Dr. Caughron practiced pathology in a rural Montana practice for two years where he set up a molecular pathology laboratory. He is currently with MAWD Pathology Group in Kansas City, Missouri.
Other scheduled PHC Web teleconferences in the series include:
Much discussion on Capitol Hill is taking place about the new coordinated care model. This dialog raises implications for pathologists. The “Medical Home Model” is one view of the coordinated care model. The Web teleconference will overview this model and the potential role of the pathologist. Where and what are the current pilots and lessons learned? How can a pathologist participate in the pilots? What is CAP’s vision for the pathologist in the coordinated care model?
Speakers: James M. Crawford, MD, PhD, FCAP, and John Scott, vice president, Advocacy
Tuesday, March 9, 9:00-10:00 AM CST
Biorepositories are already beginning to serve as foundations upon which to base molecular test development and validation. In the near future, they will be critical for personalized patient care as diagnostic, prognostic, and therapeutic regimens become customized for the care of the individual patient. What is the role for the practicing pathologist? How steep is the investment to get started? What are the regulations you must adhere to? What are the business models? What types of biorepositories and biospecimens fit your environment? What are the IT aspects in linking the clinical information to the specimen? This is a glimpse into the not-so-distant future in which biorepositories adhering to national standards will become more common, and biospecimen collections will perhaps integrate itself into the standard of care. Sign up to get an introduction into what is involved in running a biorepository, including an overview of financial, logistic, IT, and regulatory challenges.

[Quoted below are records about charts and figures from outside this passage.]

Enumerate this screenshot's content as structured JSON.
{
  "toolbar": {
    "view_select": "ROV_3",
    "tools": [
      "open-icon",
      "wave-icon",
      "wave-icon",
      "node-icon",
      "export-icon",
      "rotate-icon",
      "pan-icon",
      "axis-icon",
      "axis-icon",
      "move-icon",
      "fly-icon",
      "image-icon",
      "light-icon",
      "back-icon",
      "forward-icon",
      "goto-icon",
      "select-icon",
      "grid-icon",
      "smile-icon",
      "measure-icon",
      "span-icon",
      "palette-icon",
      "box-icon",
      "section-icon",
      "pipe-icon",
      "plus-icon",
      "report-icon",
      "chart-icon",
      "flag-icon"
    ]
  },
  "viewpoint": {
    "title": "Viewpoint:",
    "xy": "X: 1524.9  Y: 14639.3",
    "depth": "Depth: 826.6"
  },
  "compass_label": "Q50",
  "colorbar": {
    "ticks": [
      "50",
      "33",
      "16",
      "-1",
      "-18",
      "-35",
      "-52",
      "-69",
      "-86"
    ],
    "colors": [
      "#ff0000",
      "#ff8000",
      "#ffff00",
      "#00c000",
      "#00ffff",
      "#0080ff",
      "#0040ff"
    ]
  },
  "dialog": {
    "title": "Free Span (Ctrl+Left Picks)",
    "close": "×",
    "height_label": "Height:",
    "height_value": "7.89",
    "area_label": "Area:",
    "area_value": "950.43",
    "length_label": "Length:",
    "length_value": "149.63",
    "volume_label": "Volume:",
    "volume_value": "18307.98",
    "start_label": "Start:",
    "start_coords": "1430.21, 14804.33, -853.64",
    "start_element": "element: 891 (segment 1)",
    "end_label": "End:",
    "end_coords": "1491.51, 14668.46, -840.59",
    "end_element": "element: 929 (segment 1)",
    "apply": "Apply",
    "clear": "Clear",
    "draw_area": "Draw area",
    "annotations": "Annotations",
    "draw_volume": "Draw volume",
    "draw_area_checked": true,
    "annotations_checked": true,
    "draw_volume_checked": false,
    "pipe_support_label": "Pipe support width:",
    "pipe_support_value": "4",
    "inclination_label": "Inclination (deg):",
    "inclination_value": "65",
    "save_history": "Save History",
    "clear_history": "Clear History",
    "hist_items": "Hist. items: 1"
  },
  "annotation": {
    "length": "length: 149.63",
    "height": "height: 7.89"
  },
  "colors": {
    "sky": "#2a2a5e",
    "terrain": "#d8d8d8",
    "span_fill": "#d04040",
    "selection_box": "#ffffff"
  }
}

Speaker: Rajesh C. Dash, MD, FCAP and James A. Robb, MD, FCAP
April 2010: Date/time to be announced on the CAP website
To register for these PHC Web teleconferences, visit the CAP website, select the “Education Programs” on the home page, and then select “Personalized Health Care” in the course catalog. There is no charge for the Web teleconferences. Questions can be directed to email@example.com or 847-832-7000.
Please note that the PHC Web teleconferences will be recorded so that you can listen to sessions at a later time. There is no charge for the programs.
The CAP’s Personalized Health Care Committee focuses on coordination, monitoring, and communication facilitation as it relates to personalized health care and its impact on key activities of the College including government advocacy; patient advocacy; proficiency testing; resources for reporting of pathology results of tests that have personalized health care implications such as risk stratification, therapy selection, etc; and education of pathologists regarding the concept and practice of personalized medicine and clinicals to understand pathology results as they pertain to personalized health care.